Bapcor (ASX: BAP) managed to deliver some degree of top-line growth despite the significant impact of lockdowns in the first-half of FY22.
Financial results at a glance:
Revenue of $900m, up 1.9%
Net profit of $61m, down -13.7%
Net profit was in-line with the full-year guidance provided in October
Interim dividend of 10 cents per share, up 11.1%
Bell Potter and Citi were expecting a profit figure of $65m.
Morgans was perhaps a bit more forgiving, forecasting first-half profits of $57.1m and flat revenue growth. The broker said early indications of second-half trading will be key.
Bapcor shares are down -3.9% at 11:20 am AEDT.
Bapcor said business conditions improved as lockdown restrictions were eased around November.
Revenue in the December quarter was up 4.1% compared to the September quarter. Bapcor expects the momentum to continue through to the second half of FY22.
Margins were impacted due to a higher cost base as the business transitioned to a new Victorian distribution centre and supported team members during lockdown (paid pandemic leave, avoided standing team members down).

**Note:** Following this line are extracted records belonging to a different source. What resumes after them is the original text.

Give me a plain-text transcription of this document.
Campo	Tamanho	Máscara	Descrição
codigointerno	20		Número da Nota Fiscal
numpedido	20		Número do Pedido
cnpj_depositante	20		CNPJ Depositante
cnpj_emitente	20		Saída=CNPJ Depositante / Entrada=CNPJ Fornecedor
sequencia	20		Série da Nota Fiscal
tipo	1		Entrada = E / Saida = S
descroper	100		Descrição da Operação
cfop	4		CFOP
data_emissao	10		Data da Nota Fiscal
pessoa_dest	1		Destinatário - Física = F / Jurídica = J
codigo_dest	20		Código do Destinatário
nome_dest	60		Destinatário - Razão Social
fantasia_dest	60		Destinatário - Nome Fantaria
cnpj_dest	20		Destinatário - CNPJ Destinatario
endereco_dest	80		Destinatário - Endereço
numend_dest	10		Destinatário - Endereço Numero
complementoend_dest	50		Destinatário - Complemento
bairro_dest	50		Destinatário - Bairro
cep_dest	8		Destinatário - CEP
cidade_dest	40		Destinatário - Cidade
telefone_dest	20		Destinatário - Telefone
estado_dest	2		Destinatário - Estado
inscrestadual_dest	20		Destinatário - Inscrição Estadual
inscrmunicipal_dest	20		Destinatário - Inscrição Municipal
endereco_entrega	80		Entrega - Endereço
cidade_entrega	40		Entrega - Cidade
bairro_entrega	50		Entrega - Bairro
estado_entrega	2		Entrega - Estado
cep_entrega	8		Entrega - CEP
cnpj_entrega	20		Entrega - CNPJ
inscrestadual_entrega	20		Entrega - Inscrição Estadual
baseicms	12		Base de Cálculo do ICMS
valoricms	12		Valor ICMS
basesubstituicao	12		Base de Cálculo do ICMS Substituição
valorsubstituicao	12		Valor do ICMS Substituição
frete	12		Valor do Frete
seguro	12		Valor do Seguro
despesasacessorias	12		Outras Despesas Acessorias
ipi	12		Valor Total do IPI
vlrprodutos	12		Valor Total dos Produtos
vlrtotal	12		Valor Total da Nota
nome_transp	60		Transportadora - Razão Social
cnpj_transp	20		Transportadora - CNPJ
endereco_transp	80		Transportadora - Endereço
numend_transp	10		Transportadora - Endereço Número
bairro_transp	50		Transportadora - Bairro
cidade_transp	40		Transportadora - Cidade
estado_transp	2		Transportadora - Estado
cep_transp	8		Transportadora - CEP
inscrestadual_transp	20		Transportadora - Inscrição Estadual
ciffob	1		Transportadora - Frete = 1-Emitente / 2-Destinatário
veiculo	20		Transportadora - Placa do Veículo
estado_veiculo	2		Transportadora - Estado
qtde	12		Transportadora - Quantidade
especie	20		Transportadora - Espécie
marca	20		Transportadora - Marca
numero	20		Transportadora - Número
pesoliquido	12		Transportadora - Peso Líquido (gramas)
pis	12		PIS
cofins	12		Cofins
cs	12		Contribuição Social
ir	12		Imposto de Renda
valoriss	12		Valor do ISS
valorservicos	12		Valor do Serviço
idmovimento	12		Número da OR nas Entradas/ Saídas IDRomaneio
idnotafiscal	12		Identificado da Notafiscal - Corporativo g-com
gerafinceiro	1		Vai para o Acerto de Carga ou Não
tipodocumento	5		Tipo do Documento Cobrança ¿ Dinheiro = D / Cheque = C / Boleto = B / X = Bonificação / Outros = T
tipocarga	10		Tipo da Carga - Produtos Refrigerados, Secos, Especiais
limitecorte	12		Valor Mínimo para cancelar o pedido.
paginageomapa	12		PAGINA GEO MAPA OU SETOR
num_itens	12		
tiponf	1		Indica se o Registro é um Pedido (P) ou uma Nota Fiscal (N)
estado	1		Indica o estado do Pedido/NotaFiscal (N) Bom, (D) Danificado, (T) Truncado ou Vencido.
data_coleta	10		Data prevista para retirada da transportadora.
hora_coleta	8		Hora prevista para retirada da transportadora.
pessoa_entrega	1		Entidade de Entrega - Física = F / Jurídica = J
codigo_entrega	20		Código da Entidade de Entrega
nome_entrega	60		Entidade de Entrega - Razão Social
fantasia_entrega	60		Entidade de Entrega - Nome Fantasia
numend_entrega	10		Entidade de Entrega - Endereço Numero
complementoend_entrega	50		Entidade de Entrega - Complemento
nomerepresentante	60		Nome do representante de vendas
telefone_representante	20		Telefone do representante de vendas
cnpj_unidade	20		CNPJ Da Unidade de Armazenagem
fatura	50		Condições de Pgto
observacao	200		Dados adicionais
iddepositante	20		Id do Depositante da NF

Bapcor said current margins were at the same level as FY20, and expected to improve as the business comes out of lockdowns.
Leading into today's result, Morgans said that a "44/56% earnings skew [will be] required to meet the guidance statement".
Bapcor said January 2022 revenues are in-line with the previous year, despite a "slow start to the year due to Omicron".
M&A could play a big part in the year ahead, as Bapcor hinted at "further acquisitions in 2022 to supplement organic growth".
Since 31 December 2021, the company has signed 2 acquisitions which have added annualised revenues of cira $50m.
Bapcor concluded its earnings on a weak note, saying it hopes to deliver "pro forma earnings at least at the level of FY21."